Park Authority Cuts Down 130-plus-year-old Tree

Does felling the tree prevent risk of injury or death?

 


A majestic oak tree next to a playground on Fairfax County Park Authority property behind the Grange Hall on Georgetown Pike in Great Falls developed what appeared upon examination to be root fungus. The towering beauty of the oak grove seemed to be a robust tree, the largest in the grove. However, the untrained eye can be deceived by appearances and a lack of knowledge.

Its base splayed outward with fat, blackened, and calloused roots. Its crown was thinning with broken branches, and deep within the tree, its core was turning to sponge.

According to Robert Vickers, the Dranesville representative on the Fairfax County Tree Commission, the Park Authority announced on Tuesday, Aug. 23, that the oak would be cut down two days later, Thursday, based on an evaluation and proximity to the nearby playground.

A common root fungus can cause extensive decay in tree roots, rendering them incapable of supporting the tree. Davey Tree Service cut down the tree. Vickers, Jerry Peters, environmental and parks committee member of the Great Falls Citizens Association, and others went to the site.

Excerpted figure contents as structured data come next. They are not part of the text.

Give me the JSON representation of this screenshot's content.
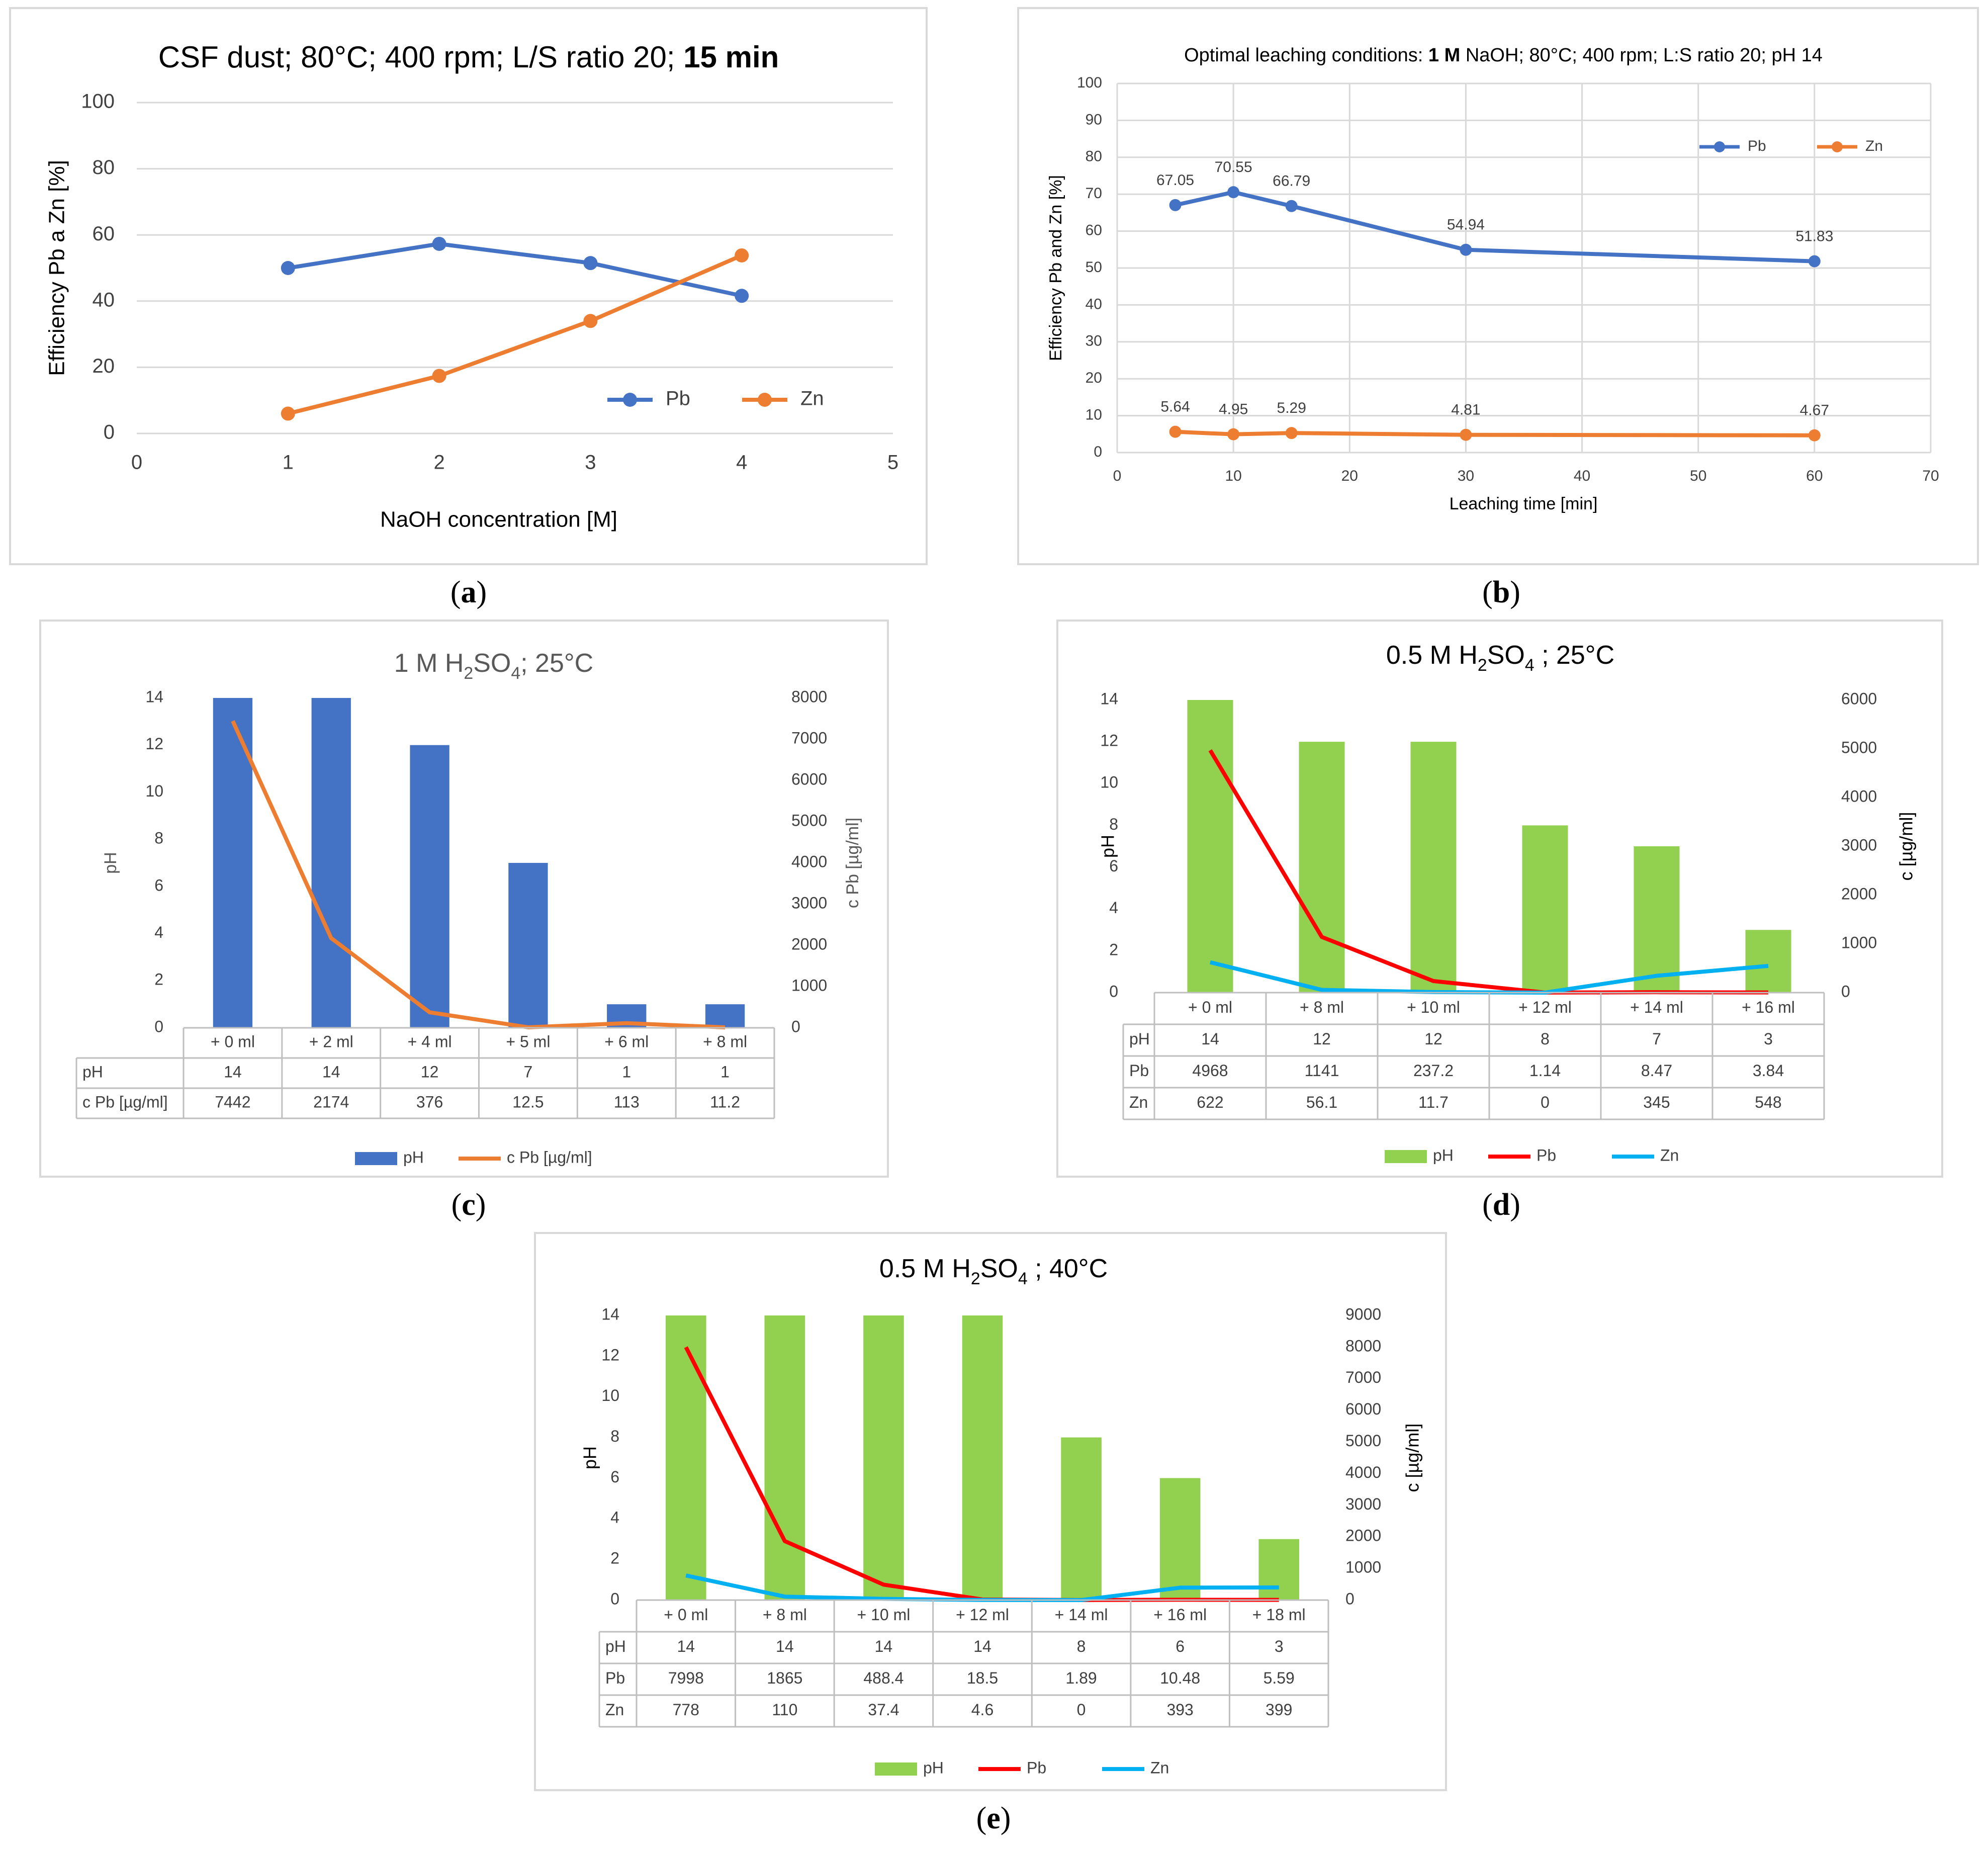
{
  "colors": {
    "blue": "#4472C4",
    "orange": "#ED7D31",
    "green": "#92D050",
    "red": "#FF0000",
    "cyan": "#00B0F0"
  },
  "chart_data": [
    {
      "id": "a",
      "type": "line",
      "panel_label": "a",
      "title": "CSF dust;  80°C; 400 rpm; L/S ratio 20;",
      "title_bold": "15 min",
      "xlabel": "NaOH concentration [M]",
      "ylabel": "Efficiency Pb a Zn [%]",
      "xlim": [
        0,
        5
      ],
      "ylim": [
        0,
        100
      ],
      "x_ticks": [
        "0",
        "1",
        "2",
        "3",
        "4",
        "5"
      ],
      "y_ticks": [
        "0",
        "20",
        "40",
        "60",
        "80",
        "100"
      ],
      "series": [
        {
          "name": "Pb",
          "color": "#4472C4",
          "x": [
            1,
            2,
            3,
            4
          ],
          "y": [
            50,
            57.3,
            51.5,
            41.6
          ]
        },
        {
          "name": "Zn",
          "color": "#ED7D31",
          "x": [
            1,
            2,
            3,
            4
          ],
          "y": [
            6,
            17.4,
            34,
            53.8
          ]
        }
      ],
      "legend": [
        "Pb",
        "Zn"
      ]
    },
    {
      "id": "b",
      "type": "line",
      "panel_label": "b",
      "title_parts": [
        "Optimal leaching conditions: ",
        "1 M",
        " NaOH;  80°C; 400 rpm; L:S ratio 20; pH 14"
      ],
      "xlabel": "Leaching time [min]",
      "ylabel": "Efficiency Pb and Zn [%]",
      "xlim": [
        0,
        70
      ],
      "ylim": [
        0,
        100
      ],
      "x_ticks": [
        "0",
        "10",
        "20",
        "30",
        "40",
        "50",
        "60",
        "70"
      ],
      "y_ticks": [
        "0",
        "10",
        "20",
        "30",
        "40",
        "50",
        "60",
        "70",
        "80",
        "90",
        "100"
      ],
      "series": [
        {
          "name": "Pb",
          "color": "#4472C4",
          "x": [
            5,
            10,
            15,
            30,
            60
          ],
          "y": [
            67.05,
            70.55,
            66.79,
            54.94,
            51.83
          ],
          "labels": [
            "67.05",
            "70.55",
            "66.79",
            "54.94",
            "51.83"
          ]
        },
        {
          "name": "Zn",
          "color": "#ED7D31",
          "x": [
            5,
            10,
            15,
            30,
            60
          ],
          "y": [
            5.64,
            4.95,
            5.29,
            4.81,
            4.67
          ],
          "labels": [
            "5.64",
            "4.95",
            "5.29",
            "4.81",
            "4.67"
          ]
        }
      ],
      "legend": [
        "Pb",
        "Zn"
      ]
    },
    {
      "id": "c",
      "type": "bar",
      "panel_label": "c",
      "title": "1 M H",
      "title_sub": "2",
      "title_end": "SO",
      "title_sub2": "4",
      "title_tail": ";  25°C",
      "ylabel": "pH",
      "y2label": "c Pb [µg/ml]",
      "ylim": [
        0,
        14
      ],
      "y2lim": [
        0,
        8000
      ],
      "y_ticks": [
        "0",
        "2",
        "4",
        "6",
        "8",
        "10",
        "12",
        "14"
      ],
      "y2_ticks": [
        "0",
        "1000",
        "2000",
        "3000",
        "4000",
        "5000",
        "6000",
        "7000",
        "8000"
      ],
      "categories": [
        "+ 0 ml",
        "+ 2 ml",
        "+ 4 ml",
        "+ 5 ml",
        "+ 6 ml",
        "+ 8 ml"
      ],
      "bars": {
        "name": "pH",
        "color": "#4472C4",
        "values": [
          14,
          14,
          12,
          7,
          1,
          1
        ]
      },
      "lines": [
        {
          "name": "c Pb [µg/ml]",
          "color": "#ED7D31",
          "values": [
            7442,
            2174,
            376,
            12.5,
            113,
            11.2
          ]
        }
      ],
      "table": [
        {
          "label": "pH",
          "cells": [
            "14",
            "14",
            "12",
            "7",
            "1",
            "1"
          ]
        },
        {
          "label": "c Pb [µg/ml]",
          "cells": [
            "7442",
            "2174",
            "376",
            "12.5",
            "113",
            "11.2"
          ]
        }
      ],
      "legend": [
        "pH",
        "c Pb [µg/ml]"
      ]
    },
    {
      "id": "d",
      "type": "bar",
      "panel_label": "d",
      "title": "0.5 M H",
      "title_sub": "2",
      "title_end": "SO",
      "title_sub2": "4",
      "title_tail": " ;  25°C",
      "ylabel": "pH",
      "y2label": "c [µg/ml]",
      "ylim": [
        0,
        14
      ],
      "y2lim": [
        0,
        6000
      ],
      "y_ticks": [
        "0",
        "2",
        "4",
        "6",
        "8",
        "10",
        "12",
        "14"
      ],
      "y2_ticks": [
        "0",
        "1000",
        "2000",
        "3000",
        "4000",
        "5000",
        "6000"
      ],
      "categories": [
        "+ 0 ml",
        "+ 8 ml",
        "+ 10 ml",
        "+ 12 ml",
        "+ 14 ml",
        "+ 16 ml"
      ],
      "bars": {
        "name": "pH",
        "color": "#92D050",
        "values": [
          14,
          12,
          12,
          8,
          7,
          3
        ]
      },
      "lines": [
        {
          "name": "Pb",
          "color": "#FF0000",
          "values": [
            4968,
            1141,
            237.2,
            1.14,
            8.47,
            3.84
          ]
        },
        {
          "name": "Zn",
          "color": "#00B0F0",
          "values": [
            622,
            56.1,
            11.7,
            0,
            345,
            548
          ]
        }
      ],
      "table": [
        {
          "label": "pH",
          "cells": [
            "14",
            "12",
            "12",
            "8",
            "7",
            "3"
          ]
        },
        {
          "label": "Pb",
          "cells": [
            "4968",
            "1141",
            "237.2",
            "1.14",
            "8.47",
            "3.84"
          ]
        },
        {
          "label": "Zn",
          "cells": [
            "622",
            "56.1",
            "11.7",
            "0",
            "345",
            "548"
          ]
        }
      ],
      "legend": [
        "pH",
        "Pb",
        "Zn"
      ]
    },
    {
      "id": "e",
      "type": "bar",
      "panel_label": "e",
      "title": "0.5 M H",
      "title_sub": "2",
      "title_end": "SO",
      "title_sub2": "4",
      "title_tail": " ;  40°C",
      "ylabel": "pH",
      "y2label": "c [µg/ml]",
      "ylim": [
        0,
        14
      ],
      "y2lim": [
        0,
        9000
      ],
      "y_ticks": [
        "0",
        "2",
        "4",
        "6",
        "8",
        "10",
        "12",
        "14"
      ],
      "y2_ticks": [
        "0",
        "1000",
        "2000",
        "3000",
        "4000",
        "5000",
        "6000",
        "7000",
        "8000",
        "9000"
      ],
      "categories": [
        "+ 0 ml",
        "+ 8 ml",
        "+ 10 ml",
        "+ 12 ml",
        "+ 14 ml",
        "+ 16 ml",
        "+ 18 ml"
      ],
      "bars": {
        "name": "pH",
        "color": "#92D050",
        "values": [
          14,
          14,
          14,
          14,
          8,
          6,
          3
        ]
      },
      "lines": [
        {
          "name": "Pb",
          "color": "#FF0000",
          "values": [
            7998,
            1865,
            488.4,
            18.5,
            1.89,
            10.48,
            5.59
          ]
        },
        {
          "name": "Zn",
          "color": "#00B0F0",
          "values": [
            778,
            110,
            37.4,
            4.6,
            0,
            393,
            399
          ]
        }
      ],
      "table": [
        {
          "label": "pH",
          "cells": [
            "14",
            "14",
            "14",
            "14",
            "8",
            "6",
            "3"
          ]
        },
        {
          "label": "Pb",
          "cells": [
            "7998",
            "1865",
            "488.4",
            "18.5",
            "1.89",
            "10.48",
            "5.59"
          ]
        },
        {
          "label": "Zn",
          "cells": [
            "778",
            "110",
            "37.4",
            "4.6",
            "0",
            "393",
            "399"
          ]
        }
      ],
      "legend": [
        "pH",
        "Pb",
        "Zn"
      ]
    }
  ]
}
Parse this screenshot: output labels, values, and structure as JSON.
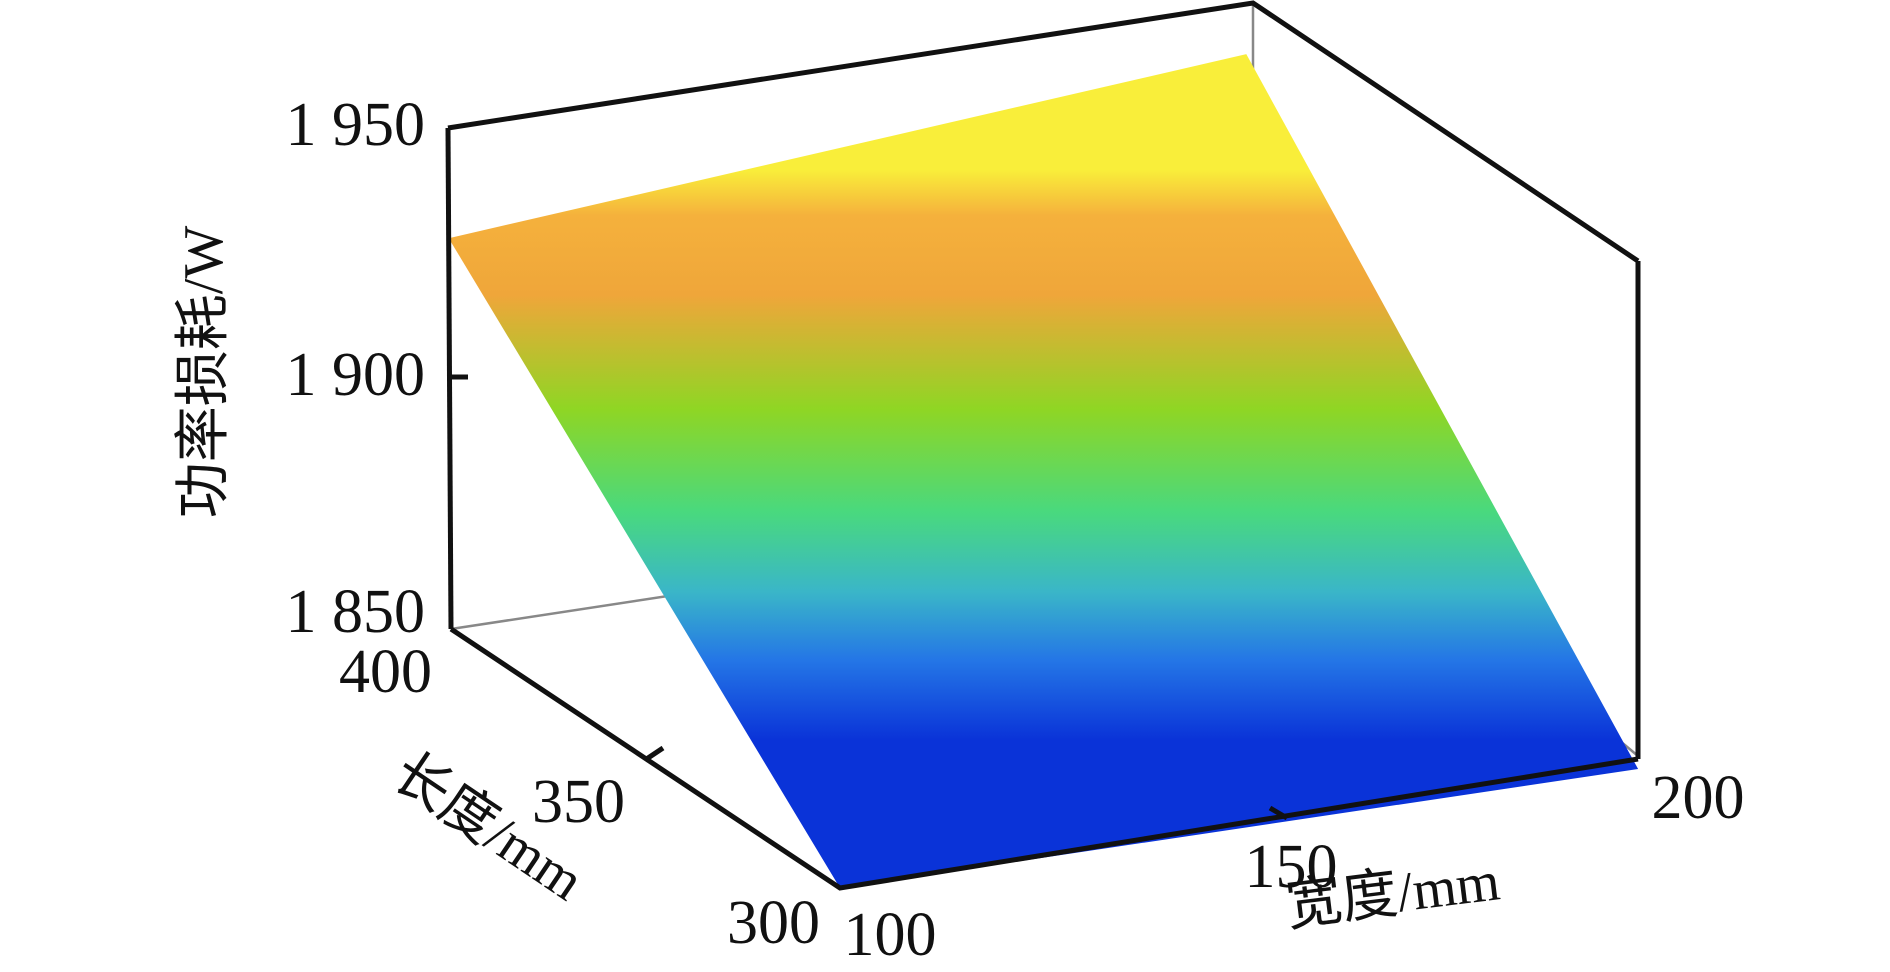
{
  "chart_data": {
    "type": "surface",
    "zlabel": "功率损耗/W",
    "ylabel": "长度/mm",
    "xlabel": "宽度/mm",
    "x_ticks": [
      "100",
      "150",
      "200"
    ],
    "y_ticks": [
      "300",
      "350",
      "400"
    ],
    "z_ticks": [
      "1 850",
      "1 900",
      "1 950"
    ],
    "xlim": [
      100,
      200
    ],
    "ylim": [
      300,
      400
    ],
    "zlim": [
      1850,
      1950
    ],
    "colormap": "parula",
    "corners": [
      {
        "x": 100,
        "y": 300,
        "z": 1850
      },
      {
        "x": 200,
        "y": 300,
        "z": 1848
      },
      {
        "x": 100,
        "y": 400,
        "z": 1928
      },
      {
        "x": 200,
        "y": 400,
        "z": 1939
      }
    ],
    "grid": false
  }
}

"Did it have to come down?" Vickers questioned after the fact. "It probably could have lived for a few decades more," he said. "But the rot at its base was real, and risk to the playground was too great."

Later that afternoon, Peters returned to the scene with several small lawn marker flags with 15-inch steel wire posts. He pushed several of them into the wood near the tree's hollowed cores. The wires from the markers vanished into the spongy wood. An erratic gray line, as if drawn by a marker on the slab, extended in circular patterns in at least two sections of the trunk's slab, near hollowed cores, indicating the extent of visible decay outward from the center. Internal rot symptoms can include mushrooms growing around the tree's base after rain, branches falling off, a thinned crown, and discolored leaves.

Vickers said that he and Peters counted the rings on the tree to determine its age. Vickers counted the rings three times, estimating it to be 130-150 years old rather than 300 years old, as some speculated before Davey Tree Service felled it.